For $10 million we build the Super Conducting coil job and that should tell us if a power producer is possible. It should also be possible to measure the wiffle-ball. Lasers. Microwaves. Field probes. Whatever.

Or we might go with a lower cost liquid nitrogen cooled copper magnet coil version. It would have a much lower magnetic field than a superconducting coil. But you can build it faster. Vary the current through the magnet coils and see how the losses scale.

I must say though that I'm starting to feel like a tokamak guy: "there are problems that can only be worked out at the next larger level". It must be a plasma physics disease.

Tuesday, February 3, 2009

Interesting Power Supply Company

Commenter windmill at Talk Polywell has brought to my attention an interesting power supply company Diversified Technologies Inc. Here are a couple of short (under 10 pages) papers that explain the technology.

Solid State High Voltage DC Power Distribution & Control [pdf]

Here is the key point from the above [pdf].
The largest cost components in this design are the semiconductors (IGBTs). Because of their widespread use in locomotive engines, subway cars, elevators, and a wide range of electrical motor drive and power supply systems, these devices are evolving at a rapid pace, especially in comparison with vacuum switch tubes. In the last decade, we have seen the switching speed and power handling capability of IGBTs increase by an order of magnitude (200 kVA to 4 MVA), at essentially constant prices. This puts high power electronics, for the first time, on a favorable, long term cost reduction path. This is the equivalent of the computer industry’s Moore’s Law of continually higher performance per unit cost, but applied to power systems.

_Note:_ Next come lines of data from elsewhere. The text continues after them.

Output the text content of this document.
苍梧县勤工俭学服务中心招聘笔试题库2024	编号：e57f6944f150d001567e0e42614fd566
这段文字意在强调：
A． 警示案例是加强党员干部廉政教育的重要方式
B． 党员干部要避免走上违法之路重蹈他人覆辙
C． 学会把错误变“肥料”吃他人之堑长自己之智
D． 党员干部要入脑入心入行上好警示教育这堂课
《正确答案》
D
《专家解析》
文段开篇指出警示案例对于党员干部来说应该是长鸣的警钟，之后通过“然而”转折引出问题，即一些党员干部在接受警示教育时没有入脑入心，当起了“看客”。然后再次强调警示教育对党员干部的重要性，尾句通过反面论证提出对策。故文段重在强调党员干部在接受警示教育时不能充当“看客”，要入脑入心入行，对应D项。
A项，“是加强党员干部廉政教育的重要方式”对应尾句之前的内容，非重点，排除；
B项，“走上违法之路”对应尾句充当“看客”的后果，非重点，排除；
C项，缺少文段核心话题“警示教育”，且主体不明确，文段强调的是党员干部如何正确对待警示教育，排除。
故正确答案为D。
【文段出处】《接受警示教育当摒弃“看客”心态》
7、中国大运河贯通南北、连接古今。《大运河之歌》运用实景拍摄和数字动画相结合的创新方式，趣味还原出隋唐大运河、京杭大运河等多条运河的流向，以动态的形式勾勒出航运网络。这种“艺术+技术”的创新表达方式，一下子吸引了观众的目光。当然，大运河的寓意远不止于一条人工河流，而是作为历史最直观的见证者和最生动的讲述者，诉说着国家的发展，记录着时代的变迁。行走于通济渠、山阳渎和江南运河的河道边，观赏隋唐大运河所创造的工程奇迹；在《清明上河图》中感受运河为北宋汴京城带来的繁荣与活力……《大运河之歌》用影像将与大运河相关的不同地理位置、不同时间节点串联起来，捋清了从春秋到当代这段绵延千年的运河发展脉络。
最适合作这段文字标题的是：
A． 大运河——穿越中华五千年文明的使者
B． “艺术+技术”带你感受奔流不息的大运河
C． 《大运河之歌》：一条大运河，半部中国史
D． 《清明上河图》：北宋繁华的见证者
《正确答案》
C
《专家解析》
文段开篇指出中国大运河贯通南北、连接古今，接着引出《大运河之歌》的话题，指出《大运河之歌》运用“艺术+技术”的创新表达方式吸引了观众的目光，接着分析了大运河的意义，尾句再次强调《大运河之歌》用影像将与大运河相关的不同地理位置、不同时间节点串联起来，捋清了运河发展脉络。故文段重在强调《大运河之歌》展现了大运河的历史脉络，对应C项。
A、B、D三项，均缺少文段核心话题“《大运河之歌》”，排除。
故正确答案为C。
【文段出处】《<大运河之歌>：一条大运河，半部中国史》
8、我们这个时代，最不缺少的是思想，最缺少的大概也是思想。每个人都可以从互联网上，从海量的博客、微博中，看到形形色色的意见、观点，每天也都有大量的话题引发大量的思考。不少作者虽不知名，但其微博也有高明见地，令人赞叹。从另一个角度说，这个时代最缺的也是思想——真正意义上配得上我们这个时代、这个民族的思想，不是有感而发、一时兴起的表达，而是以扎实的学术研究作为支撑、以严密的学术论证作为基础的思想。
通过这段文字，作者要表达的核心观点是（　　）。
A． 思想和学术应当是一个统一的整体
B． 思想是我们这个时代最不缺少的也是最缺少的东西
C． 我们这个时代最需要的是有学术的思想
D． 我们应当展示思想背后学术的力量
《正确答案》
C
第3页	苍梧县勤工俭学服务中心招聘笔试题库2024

Today, a 100 kV, 2MW buck regulator, with a series switch, can be built for approximately $500k USD. This cost will decline due to increased semiconductor performance and decreased manufacturing costs. In contrast, estimates for the equivalent conventional approach are $2- 3M USD, and show no trend towards cost reduction.
Quite so. IGBTs with a voltage rating of 6,500 Volts and a 600 Amp current rating are now off the shelf.

A Solid-State Switch for 13.8kV Power Distribution [pdf]

The company claims to be able to make power conversion equipment that costs in the range of 10¢ a watt in production quantities. That is a very good number. Diversified claims specifications for their supply technology that are very not too bad. An adjustable 100 KV DC supply can deliver 1% regulation and .1% ripple. That is just the ticket for Polywell Fusion experiments using D-D. For pB11 at the resonance peak I'd like to see tighter regulation. Say .1% regulation and .01% ripple. I have some ideas.